Other commissions include works for the Virginia-based contemporary music ensemble Currents, Shippensburg (PA) Summer Music Festival, Paducah Symphony Orchestra, First Presbyterian Church of Columbia, SC, Sonus Ensemble of Washington, DC, the Youth Orchestras of Prince William (VA), choreographer Elizabeth Bergmann, Shenandoah University, Winchester (VA) Musica Viva, and the Hans Kindler Foundation of the Library of Congress.

Averitt has incorporated his interest in the work of Langston Hughes into several of his compositions.  His “Afro-American Fragments,” composed in 1991 with the text of a 1930 poem by Hughes,  has been performed by a number of professional choruses, including the Grammy winning ensemble, Conspirare, which in 2004 released three movements of the work on their CD through the green fuse.

“Afro-American Fragments” also has been performed by the Washington Singers, the Desert Chorale, the New Texas Festival, the Air Force Singing Sergeants, Kantorei (Denver, CO), Winchester Musica Viva and by numerous university choruses throughout the country, including last year by the University Singers.
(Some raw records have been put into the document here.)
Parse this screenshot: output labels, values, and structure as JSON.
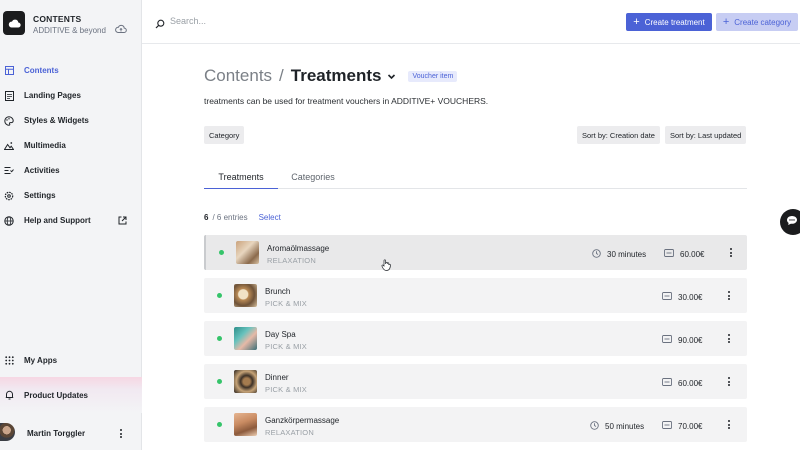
{
  "sidebar": {
    "brand_title": "CONTENTS",
    "brand_subtitle": "ADDITIVE & beyond",
    "items": [
      {
        "label": "Contents",
        "icon": "layout-icon",
        "active": true
      },
      {
        "label": "Landing Pages",
        "icon": "document-icon"
      },
      {
        "label": "Styles & Widgets",
        "icon": "palette-icon"
      },
      {
        "label": "Multimedia",
        "icon": "image-icon"
      },
      {
        "label": "Activities",
        "icon": "activities-icon"
      },
      {
        "label": "Settings",
        "icon": "gear-icon"
      },
      {
        "label": "Help and Support",
        "icon": "globe-icon",
        "external": true
      }
    ],
    "my_apps": "My Apps",
    "product_updates": "Product Updates",
    "user_name": "Martin Torggler"
  },
  "topbar": {
    "search_placeholder": "Search...",
    "create_treatment": "Create treatment",
    "create_category": "Create category"
  },
  "page": {
    "breadcrumb_parent": "Contents",
    "breadcrumb_separator": "/",
    "title": "Treatments",
    "badge": "Voucher item",
    "description": "treatments can be used for treatment vouchers in ADDITIVE+ VOUCHERS."
  },
  "filters": {
    "category": "Category",
    "sort_creation": "Sort by: Creation date",
    "sort_updated": "Sort by: Last updated"
  },
  "tabs": [
    {
      "label": "Treatments",
      "active": true
    },
    {
      "label": "Categories",
      "active": false
    }
  ],
  "entries": {
    "count": "6",
    "total": "/ 6 entries",
    "select": "Select"
  },
  "rows": [
    {
      "name": "Aromaölmassage",
      "category": "RELAXATION",
      "duration": "30 minutes",
      "price": "60.00€",
      "status_color": "#35c46a"
    },
    {
      "name": "Brunch",
      "category": "PICK & MIX",
      "duration": "",
      "price": "30.00€",
      "status_color": "#35c46a"
    },
    {
      "name": "Day Spa",
      "category": "PICK & MIX",
      "duration": "",
      "price": "90.00€",
      "status_color": "#35c46a"
    },
    {
      "name": "Dinner",
      "category": "PICK & MIX",
      "duration": "",
      "price": "60.00€",
      "status_color": "#35c46a"
    },
    {
      "name": "Ganzkörpermassage",
      "category": "RELAXATION",
      "duration": "50 minutes",
      "price": "70.00€",
      "status_color": "#35c46a"
    }
  ],
  "colors": {
    "accent": "#4b62d6",
    "accent_soft": "#c7cdf3",
    "status_active": "#35c46a"
  }
}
More recently, Averitt has written two more works based on Hughes’ poetry. “The Dream Keeper” was composed in 2009 for Choral Arts of Seattle and included on their CD Mornings Like This, while “The Deepness of the Blue” originally was composed in 2012 for Texas Lutheran University, with subsequent performances from Choral Arts Northwest and the Evansville University Choir.
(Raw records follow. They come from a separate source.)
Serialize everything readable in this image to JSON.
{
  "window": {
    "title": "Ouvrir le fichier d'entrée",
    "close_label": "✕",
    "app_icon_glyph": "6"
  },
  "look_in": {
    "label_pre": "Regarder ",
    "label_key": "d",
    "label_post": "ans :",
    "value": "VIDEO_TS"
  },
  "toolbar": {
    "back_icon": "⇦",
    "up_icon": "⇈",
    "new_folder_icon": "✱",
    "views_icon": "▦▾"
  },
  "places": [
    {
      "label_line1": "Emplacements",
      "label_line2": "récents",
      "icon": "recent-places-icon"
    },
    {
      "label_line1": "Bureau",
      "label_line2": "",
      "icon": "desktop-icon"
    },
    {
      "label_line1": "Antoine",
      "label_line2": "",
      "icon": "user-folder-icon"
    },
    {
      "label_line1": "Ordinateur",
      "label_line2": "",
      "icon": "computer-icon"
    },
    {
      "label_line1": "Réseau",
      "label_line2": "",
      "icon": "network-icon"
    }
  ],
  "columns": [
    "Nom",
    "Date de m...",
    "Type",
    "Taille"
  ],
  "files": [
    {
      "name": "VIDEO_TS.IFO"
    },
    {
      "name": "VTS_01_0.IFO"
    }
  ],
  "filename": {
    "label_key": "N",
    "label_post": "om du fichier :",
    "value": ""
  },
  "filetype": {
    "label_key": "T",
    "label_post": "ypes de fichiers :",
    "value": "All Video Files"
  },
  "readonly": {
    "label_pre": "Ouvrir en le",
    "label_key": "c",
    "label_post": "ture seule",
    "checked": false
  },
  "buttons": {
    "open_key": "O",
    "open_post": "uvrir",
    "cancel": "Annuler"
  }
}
All three of Averitt’s Hughes-related cycles were recorded by the UMKC Conservatory Singers and released as an album titles The Deepness of the Blue on MSR Classical.
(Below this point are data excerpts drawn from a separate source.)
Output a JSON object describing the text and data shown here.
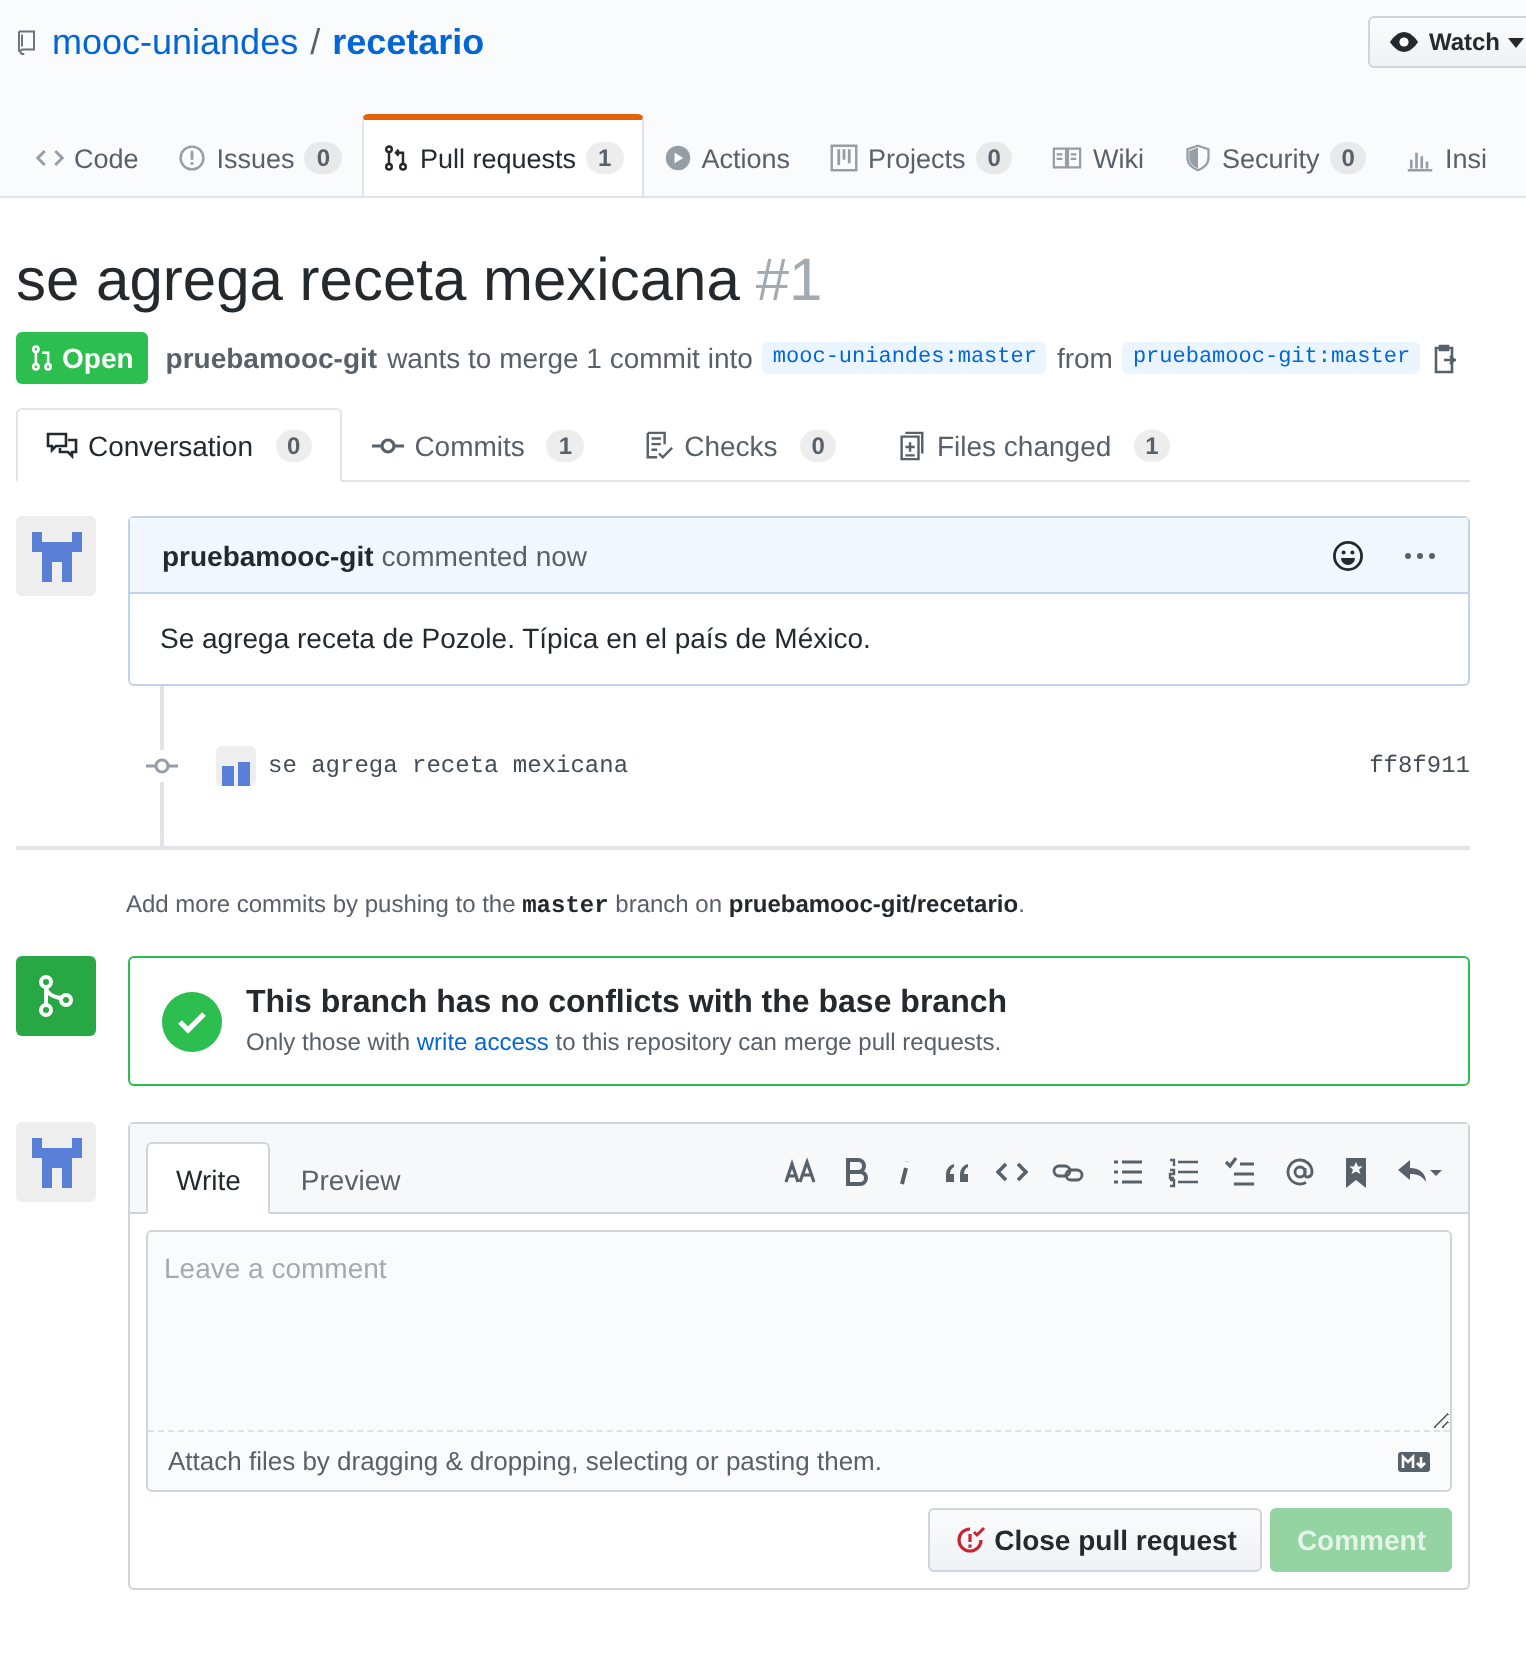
{
  "repo": {
    "owner": "mooc-uniandes",
    "separator": "/",
    "name": "recetario",
    "watch": "Watch"
  },
  "repo_tabs": [
    {
      "kind": "code",
      "label": "Code",
      "selected": false
    },
    {
      "kind": "issues",
      "label": "Issues",
      "count": "0",
      "selected": false
    },
    {
      "kind": "pulls",
      "label": "Pull requests",
      "count": "1",
      "selected": true
    },
    {
      "kind": "actions",
      "label": "Actions",
      "selected": false
    },
    {
      "kind": "projects",
      "label": "Projects",
      "count": "0",
      "selected": false
    },
    {
      "kind": "wiki",
      "label": "Wiki",
      "selected": false
    },
    {
      "kind": "security",
      "label": "Security",
      "count": "0",
      "selected": false
    },
    {
      "kind": "insights",
      "label": "Insi",
      "selected": false
    }
  ],
  "pull_request": {
    "title": "se agrega receta mexicana",
    "number": "#1",
    "open": true,
    "state_label": "Open",
    "author": "pruebamooc-git",
    "summary": "wants to merge 1 commit into",
    "base": "mooc-uniandes:master",
    "from": "from",
    "head": "pruebamooc-git:master"
  },
  "pr_tabs": [
    {
      "kind": "conversation",
      "label": "Conversation",
      "count": "0",
      "selected": true
    },
    {
      "kind": "commits",
      "label": "Commits",
      "count": "1",
      "selected": false
    },
    {
      "kind": "checks",
      "label": "Checks",
      "count": "0",
      "selected": false
    },
    {
      "kind": "files",
      "label": "Files changed",
      "count": "1",
      "selected": false
    }
  ],
  "comment": {
    "author": "pruebamooc-git",
    "meta": "commented now",
    "body": "Se agrega receta de Pozole. Típica en el país de México."
  },
  "commit": {
    "message": "se agrega receta mexicana",
    "sha": "ff8f911"
  },
  "push_hint": "Add more commits by pushing to the **master** branch on **pruebamooc-git/recetario**.",
  "merge_status": {
    "title": "This branch has no conflicts with the base branch",
    "before": "Only those with",
    "link": "write access",
    "after": "to this repository can merge pull requests."
  },
  "composer": {
    "tabs": [
      {
        "label": "Write",
        "selected": true
      },
      {
        "label": "Preview",
        "selected": false
      }
    ],
    "placeholder": "Leave a comment",
    "attach_hint": "Attach files by dragging & dropping, selecting or pasting them.",
    "close_button": "Close pull request",
    "comment_button": "Comment",
    "comment_disabled": true
  }
}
Performing Hughes’ work in Missouri actually brings the poet back to his roots, for though he is identified in the popular imagination with the Harlem Renaissance, Hughes in fact was a native Midwesterner, born in Joplin, Missouri and raised in Lawrence, Kansas.

A prolific poet, essayist, novelist, and playwright as well as a social activist, Hughes wrote a wide variety of works ranging from personal to political, chronicling the lives and feelings of 20th century African-Americans, as well as the social conditions they endured, in a way that still resonates today.

Hughes during his lifetime was closely associated with jazz music, not only as a listener, but as a participant – reciting his poetry on record with Charles Mingus, contributing lyrics to pianist Randy Weston’s album Uhuru Afrika, and even writing a children’s book called The First Book of Jazz.

More recently, his epic poem “Ask Your Mama: 12 Moods for Jazz,” written in 1960, was performed for the first time with music by composer  Laura Karpman in March 2009 at Carnegie Hall, and subsequently became the centerpiece of “The Langston Hughes Project”, a multimedia concert presentation.

Averitt’s “Black Pierrot” is based on seven poems by Hughes, each incorporated into a movement of the work. It begins with a celebratory feeling via the poet’s “A Black Pierrot” (1923), “Breath of a Rose” (1944), and “Jazzonia” (1923).

As Averitt writes in his program notes, “the mood changes abruptly and profoundly with the fourth movement,” which features Hughes’ brief 1923 poem, the ironically titled “Justice.” and is followed by musical settings of “Song for a Dark Girl” (1927), “Silhouette” (1944), and the concluding “To a Dead Friend” (1922).

As a side note, while the title and text of “Black Pierrot” come from Langston Hughes, the title and the work’s instrumentation also reference another significant cultural figure of the 20th century, composer Arnold Schönberg.

Specifically, “Black Pierrot” is written for soprano, choir and a sextet of flute, clarinet, violin, cello, piano and percussion, an instrumental ensemble that sometimes is called a “Pierrot plus percussion,” after Schönberg’s “Pierrot Lunaire,” which was written in 1912 for a single vocalist accompanied by a similarly configured quintet of two winds, two strings, and piano.